Find the centroid of the region bounded by the given curves.

[tex]y = x^3[/tex][tex]x + y = 10[/tex][tex]y = 0[/tex]

## Homework Equations

[tex]\bar x = \frac{1}{A}\int^b_a xf(x) dx[/tex][tex]\bar y = \frac{1}{A}\int^b_a \frac{1}{2}(f(x))^2 dx[/tex]

Where A is the area of the region containing the centroid.

## The Attempt at a Solution

First thing I did was find the intersection of the curves [tex]x^3 = 10-x \Rightarrow x = 2 \Rightarrow P(2,8)[/tex]

Then I put things in terms of y to integrate to find the area A of the region.[tex]y = x^3 \Rightarrow x = \sqrt[3] y[/tex][tex]x + y = 10 \Rightarrow x = 10 - y[/tex][tex]A = \int^8_0 ((10-y)-(\sqrt[3] y)) dy = 36[/tex]

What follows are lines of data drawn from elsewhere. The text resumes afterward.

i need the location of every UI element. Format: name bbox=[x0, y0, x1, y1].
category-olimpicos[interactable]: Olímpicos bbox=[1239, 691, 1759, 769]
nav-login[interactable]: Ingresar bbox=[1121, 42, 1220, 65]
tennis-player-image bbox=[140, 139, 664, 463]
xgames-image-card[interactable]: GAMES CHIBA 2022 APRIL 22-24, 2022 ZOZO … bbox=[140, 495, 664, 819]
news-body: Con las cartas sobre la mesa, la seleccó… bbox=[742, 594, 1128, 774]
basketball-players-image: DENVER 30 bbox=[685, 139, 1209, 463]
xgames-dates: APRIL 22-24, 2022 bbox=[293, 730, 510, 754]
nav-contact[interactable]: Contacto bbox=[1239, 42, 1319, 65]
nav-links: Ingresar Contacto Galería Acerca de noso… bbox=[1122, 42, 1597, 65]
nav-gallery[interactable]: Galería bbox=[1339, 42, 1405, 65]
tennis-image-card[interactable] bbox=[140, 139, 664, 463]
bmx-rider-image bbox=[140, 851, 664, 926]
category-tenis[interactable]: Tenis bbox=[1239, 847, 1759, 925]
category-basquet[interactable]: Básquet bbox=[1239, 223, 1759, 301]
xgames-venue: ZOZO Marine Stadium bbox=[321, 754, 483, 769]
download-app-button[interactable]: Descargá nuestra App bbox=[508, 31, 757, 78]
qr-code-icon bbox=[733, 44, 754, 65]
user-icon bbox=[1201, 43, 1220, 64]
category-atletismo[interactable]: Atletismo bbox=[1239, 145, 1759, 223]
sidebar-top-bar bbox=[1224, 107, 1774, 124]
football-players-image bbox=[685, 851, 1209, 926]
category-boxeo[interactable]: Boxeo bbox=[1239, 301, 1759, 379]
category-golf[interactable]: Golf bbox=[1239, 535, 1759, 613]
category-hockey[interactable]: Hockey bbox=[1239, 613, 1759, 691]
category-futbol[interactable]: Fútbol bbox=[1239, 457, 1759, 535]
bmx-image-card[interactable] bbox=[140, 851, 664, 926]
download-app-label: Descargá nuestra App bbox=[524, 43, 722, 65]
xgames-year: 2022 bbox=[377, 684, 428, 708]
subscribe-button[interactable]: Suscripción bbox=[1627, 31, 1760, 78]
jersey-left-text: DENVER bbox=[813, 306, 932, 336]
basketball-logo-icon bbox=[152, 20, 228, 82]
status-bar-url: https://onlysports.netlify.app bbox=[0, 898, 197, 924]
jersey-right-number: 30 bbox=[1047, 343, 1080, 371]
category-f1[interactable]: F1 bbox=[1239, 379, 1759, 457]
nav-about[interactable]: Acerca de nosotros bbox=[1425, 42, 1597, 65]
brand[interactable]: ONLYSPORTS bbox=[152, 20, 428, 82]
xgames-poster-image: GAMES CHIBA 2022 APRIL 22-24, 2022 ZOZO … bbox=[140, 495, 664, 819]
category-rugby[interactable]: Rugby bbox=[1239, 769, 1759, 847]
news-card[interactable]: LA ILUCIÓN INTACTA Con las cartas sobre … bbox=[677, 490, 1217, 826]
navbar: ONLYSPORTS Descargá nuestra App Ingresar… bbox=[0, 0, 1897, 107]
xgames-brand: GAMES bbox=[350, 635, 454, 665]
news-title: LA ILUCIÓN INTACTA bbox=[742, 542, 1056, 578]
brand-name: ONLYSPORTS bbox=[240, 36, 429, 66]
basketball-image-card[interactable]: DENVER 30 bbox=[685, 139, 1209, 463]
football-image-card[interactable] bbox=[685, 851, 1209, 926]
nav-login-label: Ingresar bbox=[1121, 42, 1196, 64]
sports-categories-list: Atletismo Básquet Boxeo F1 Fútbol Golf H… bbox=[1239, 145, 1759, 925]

So [tex]\bar x = \frac{1}{A}\int^b_a yf(y) dy = \frac{1}{36}\int^8_0 y((10-y)-(\sqrt[3] y))dy = \frac{496}{189} \approx 2.63[/tex][tex]\bar y = \frac{1}{A}\int^b_a \frac{1}{2}(f(y))^2 dy = \frac{1}{36}\int^8_0 \frac{1}{2}((10-y)^2-(\sqrt[3] y)^2)dy = \frac{584}{135} \approx 4.33[/tex]

So the centroid is at [tex]\left(\frac{496}{189},\frac{584}{135}\right)[/tex]

What I'm getting here isn't correct. Thanks for commenting!